John Carlson immediately argued with officials his belief that the goal should be waved off. Officials reviewed footage of the play, but ultimately ruled that it was legal.
“The league just said — I think the actual rule is, if the camera is through and then it’s obstructing, and it goes past the goalie, they’d call it back,” Carbery explained. “But because it was just the glass open or partially open, that it’s a good goal.”
After the game, the NHL posted an official explanation on their website.
Type of Challenge: Missed Game Stoppage Event – Puck Out of Bounds
Result: Original call confirmed – Goal Detroit
Explanation: The Situation Room supported the Referee’s call on the ice that the puck remained in the playing area at all times, making contact with the camera hole cover that was closed and in its proper position. The decision was made in accordance with Rule 38.10.
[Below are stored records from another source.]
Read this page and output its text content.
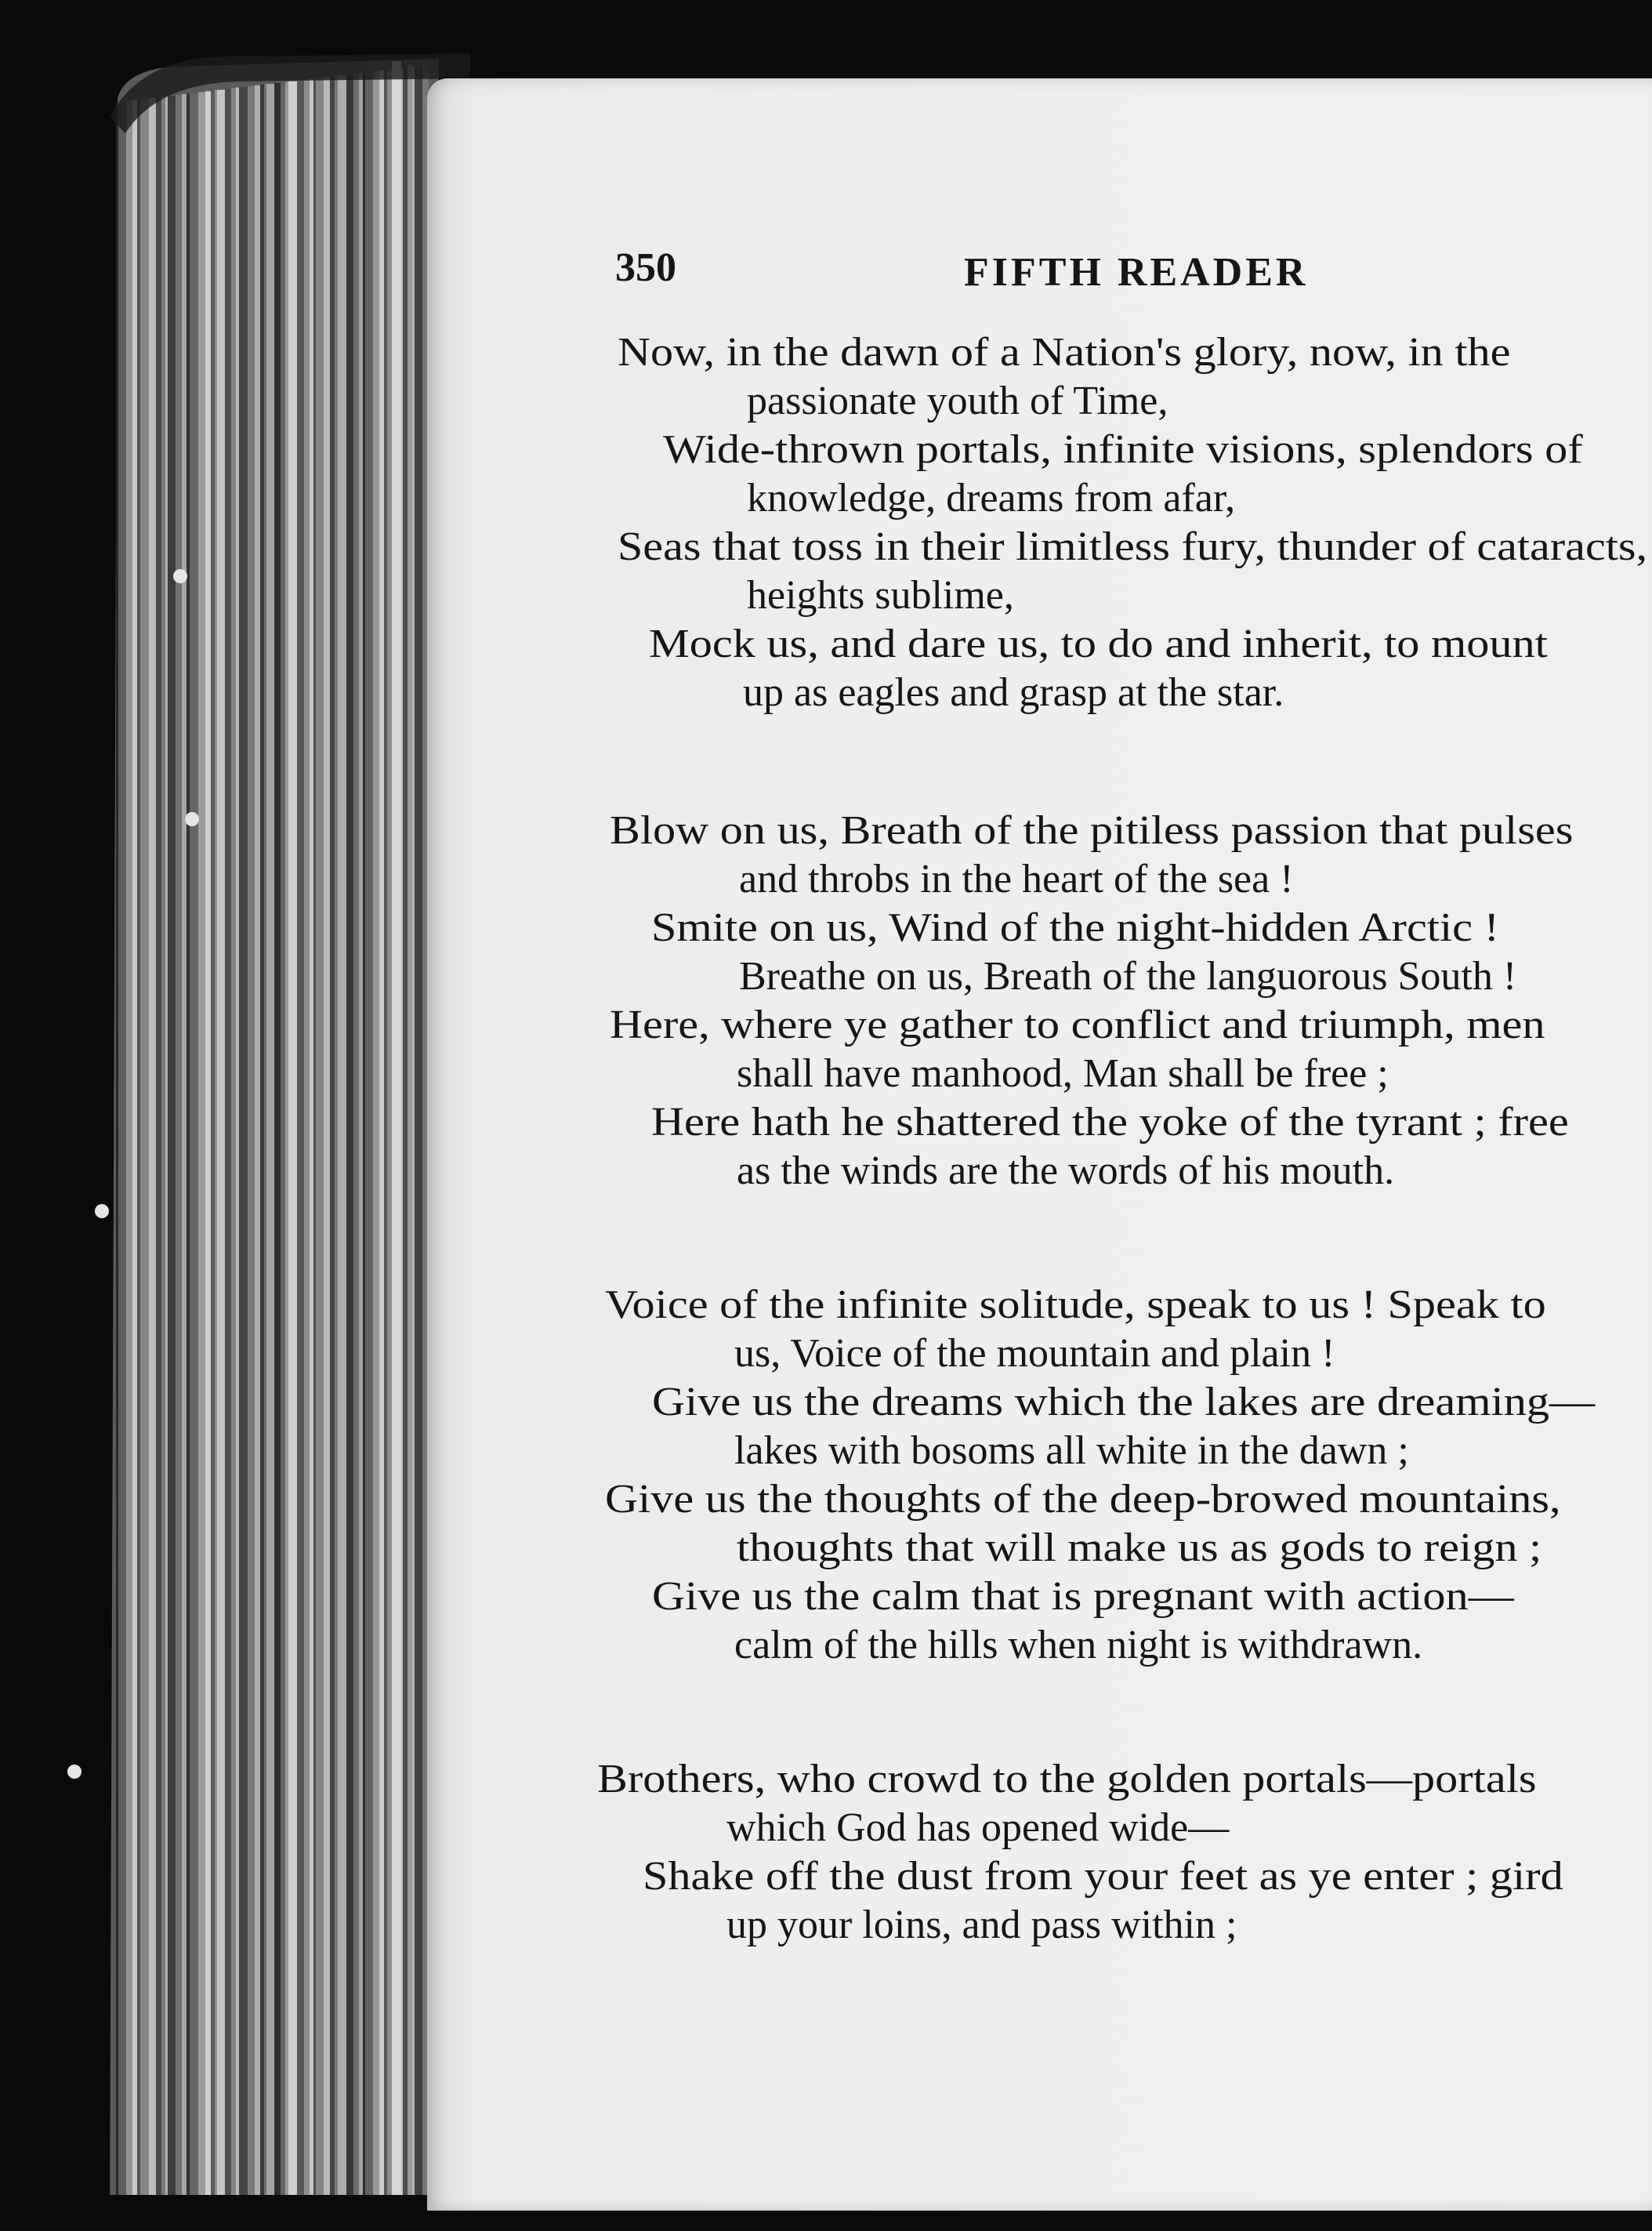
350	FIFTH READER
Now, in the dawn of a Nation's glory, now, in the
passionate youth of Time,
Wide-thrown portals, infinite visions, splendors of
knowledge, dreams from afar,
Seas that toss in their limitless fury, thunder of cataracts,
heights sublime,
Mock us, and dare us, to do and inherit, to mount
up as eagles and grasp at the star.
Blow on us, Breath of the pitiless passion that pulses
and throbs in the heart of the sea !
Smite on us, Wind of the night-hidden Arctic !
Breathe on us, Breath of the languorous South !
Here, where ye gather to conflict and triumph, men
shall have manhood, Man shall be free ;
Here hath he shattered the yoke of the tyrant ; free
as the winds are the words of his mouth.
Voice of the infinite solitude, speak to us ! Speak to
us, Voice of the mountain and plain !
Give us the dreams which the lakes are dreaming—
lakes with bosoms all white in the dawn ;
Give us the thoughts of the deep-browed mountains,
thoughts that will make us as gods to reign ;
Give us the calm that is pregnant with action—
calm of the hills when night is withdrawn.
Brothers, who crowd to the golden portals—portals
which God has opened wide—
Shake off the dust from your feet as ye enter ; gird
up your loins, and pass within ;
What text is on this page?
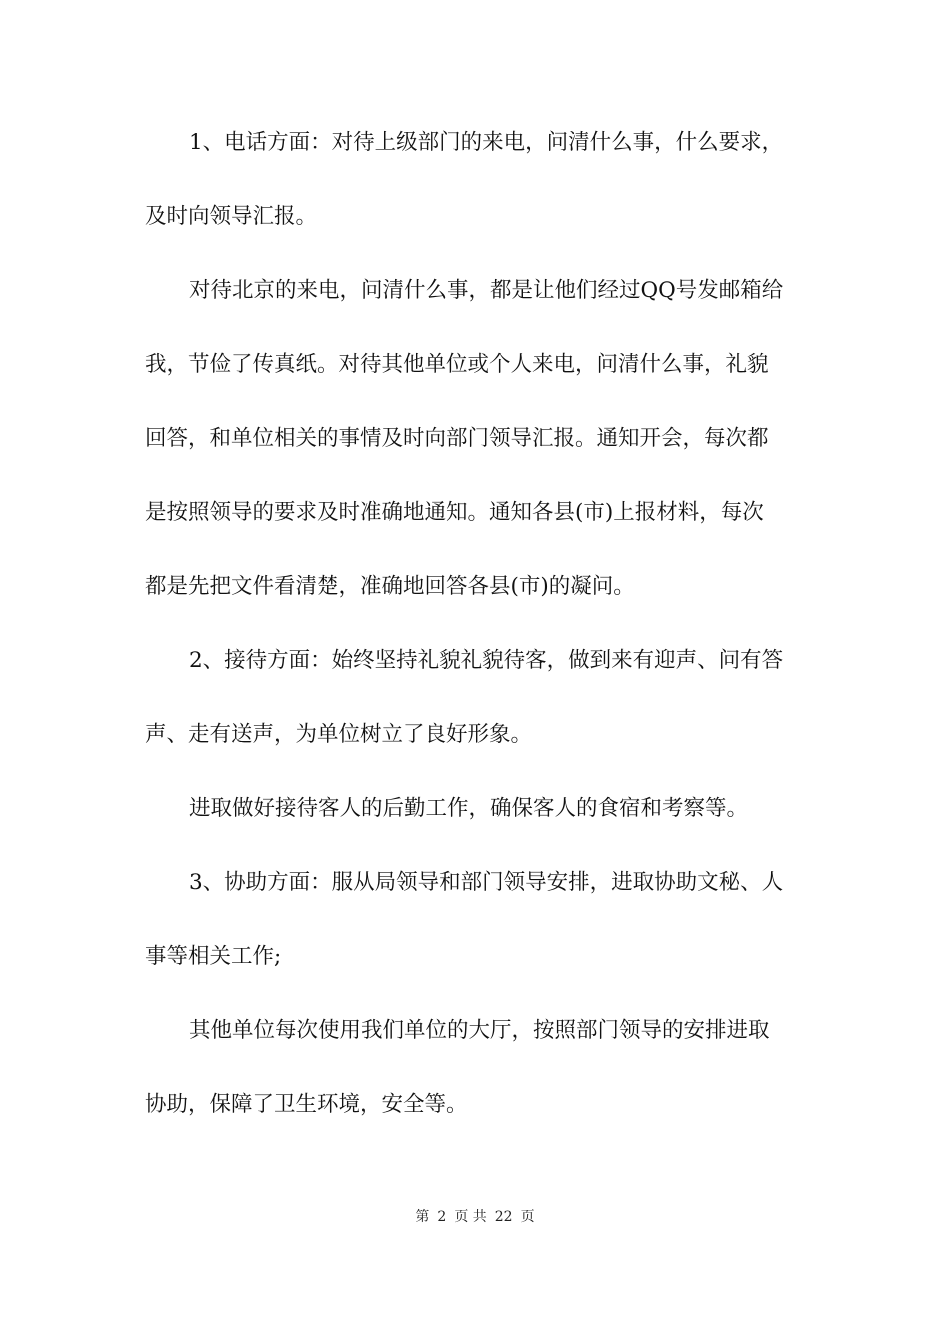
1、电话方面：对待上级部门的来电，问清什么事，什么要求，
及时向领导汇报。
对待北京的来电，问清什么事，都是让他们经过QQ号发邮箱给
我，节俭了传真纸。对待其他单位或个人来电，问清什么事，礼貌
回答，和单位相关的事情及时向部门领导汇报。通知开会，每次都
是按照领导的要求及时准确地通知。通知各县(市)上报材料，每次
都是先把文件看清楚，准确地回答各县(市)的凝问。
2、接待方面：始终坚持礼貌礼貌待客，做到来有迎声、问有答
声、走有送声，为单位树立了良好形象。
进取做好接待客人的后勤工作，确保客人的食宿和考察等。
3、协助方面：服从局领导和部门领导安排，进取协助文秘、人
事等相关工作;
其他单位每次使用我们单位的大厅，按照部门领导的安排进取
协助，保障了卫生环境，安全等。
第 2 页 共 22 页
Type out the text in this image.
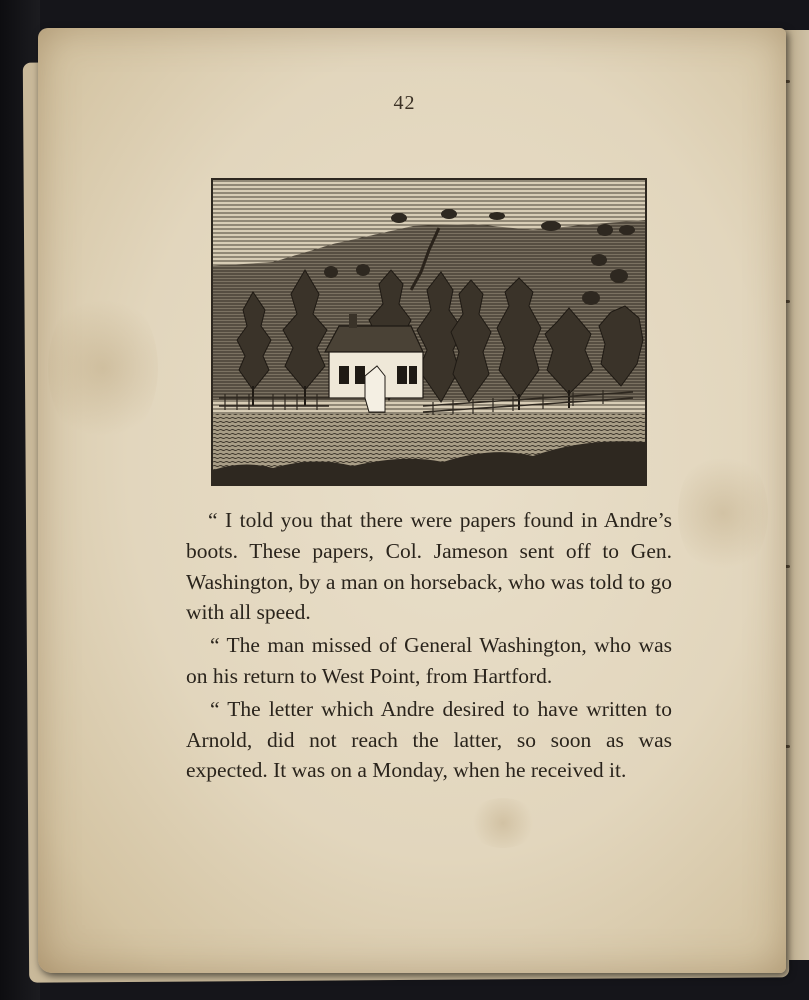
42

“ I told you that there were papers found in Andre’s boots. These papers, Col. Jameson sent off to Gen. Washington, by a man on horseback, who was told to go with all speed.

“ The man missed of General Washington, who was on his return to West Point, from Hartford.

“ The letter which Andre desired to have written to Arnold, did not reach the latter, so soon as was expected. It was on a Monday, when he received it.
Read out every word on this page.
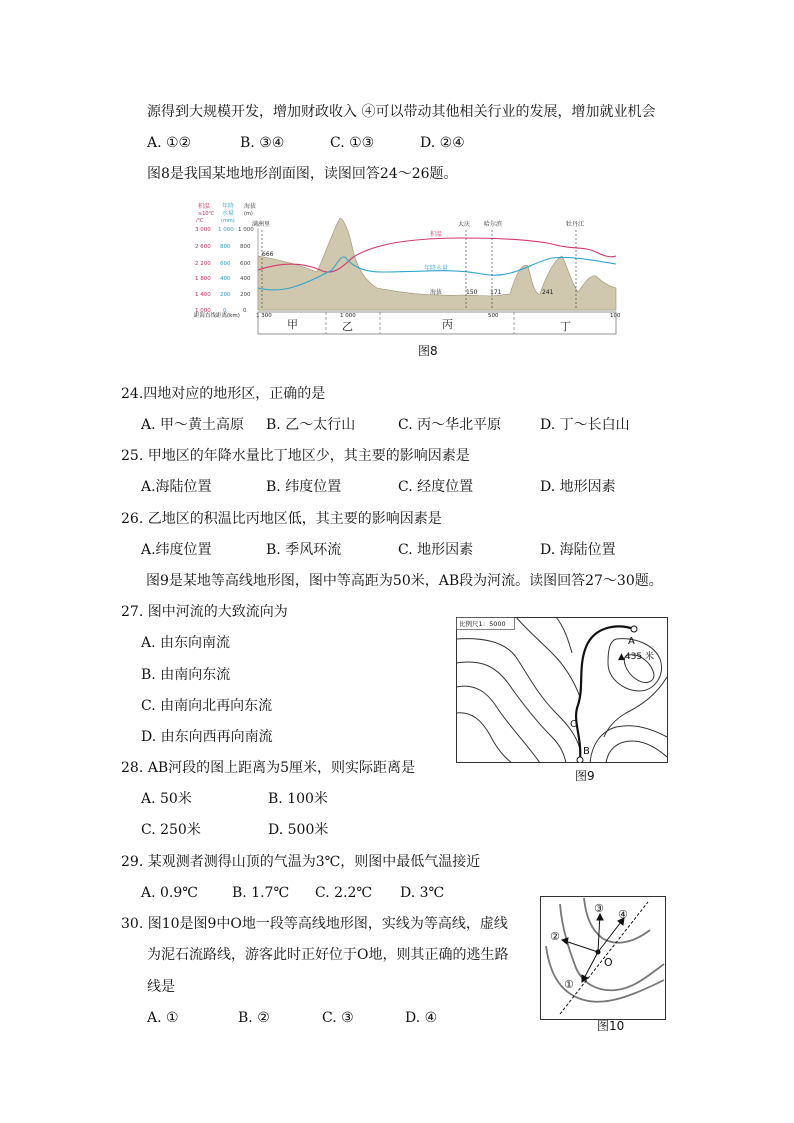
源得到大规模开发，增加财政收入 ④可以带动其他相关行业的发展，增加就业机会
A. ①②	B. ③④	C. ①③	D. ②④
图8是我国某地地形剖面图，读图回答24～26题。
积温
≥10℃
/℃
年降
水量
(mm)
海拔
(m)
3 000
2 600
2 200
1 800
1 400
1 000
1 000
800
600
400
200
0
1 000
800
600
400
200
0
满洲里	大庆 哈尔滨	牡丹江
积温
年降水量
海拔
666
150 171	241
距海直线距离(km)	1 300	1 000	500	100
甲	乙	丙	丁
图8
24.四地对应的地形区，正确的是
A. 甲～黄土高原 B. 乙～太行山	C. 丙～华北平原	D. 丁～长白山
25. 甲地区的年降水量比丁地区少，其主要的影响因素是
A.海陆位置	B. 纬度位置	C. 经度位置	D. 地形因素
26. 乙地区的积温比丙地区低，其主要的影响因素是
A.纬度位置	B. 季风环流	C. 地形因素	D. 海陆位置
图9是某地等高线地形图，图中等高距为50米，AB段为河流。读图回答27～30题。
27. 图中河流的大致流向为
A. 由东向南流
B. 由南向东流
C. 由南向北再向东流
D. 由东向西再向南流
比例尺1：5000
A
B
O
▲435 米
图9
28. AB河段的图上距离为5厘米，则实际距离是
A. 50米	B. 100米
C. 250米	D. 500米
29. 某观测者测得山顶的气温为3℃，则图中最低气温接近
A. 0.9℃ B. 1.7℃ C. 2.2℃ D. 3℃
30. 图10是图9中O地一段等高线地形图，实线为等高线，虚线
为泥石流路线，游客此时正好位于O地，则其正确的逃生路
线是
A. ①	B. ②	C. ③	D. ④
①
②
③ ④
O
图10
NOTE: In the final minute of play in the third period and at any point in overtime (regular season and playoffs), Hockey Operations will initiate the review of any scenario that would otherwise be subject to a Coach’s Challenge.
The Detroit News’ Dave Guralnick was the photographer manning the corner when DeBrincat’s dump-in struck the glass.
“I’ve been doing this a long time, and that’s the first time the puck hit the hole square-on,” Guralnick said. “The force of the puck knocked the glass into my lap. The puck just careened in a weird way, which caught the goalie off guard and slipped under his pads.”
He added that someone on the Capitals was “extremely angry” with him. The unnamed player reminded him that he needed to keep the hole closed when the puck was near.
“It was closed,” he countered. “If it wasn’t closed, I would probably be on the way to the emergency room right now because it was hit with full force.”
Nic Dowd, who won the game for the Capitals in the shootout, believed that the goal was so strange that the NHL should review the play and potentially create a rule to negate goals that come from the camera hole in the future.
“The third goal is probably something you’ll never see again,” Dowd said. “It’s something the NHL should fix moving forward, just in case that would ever happen again.”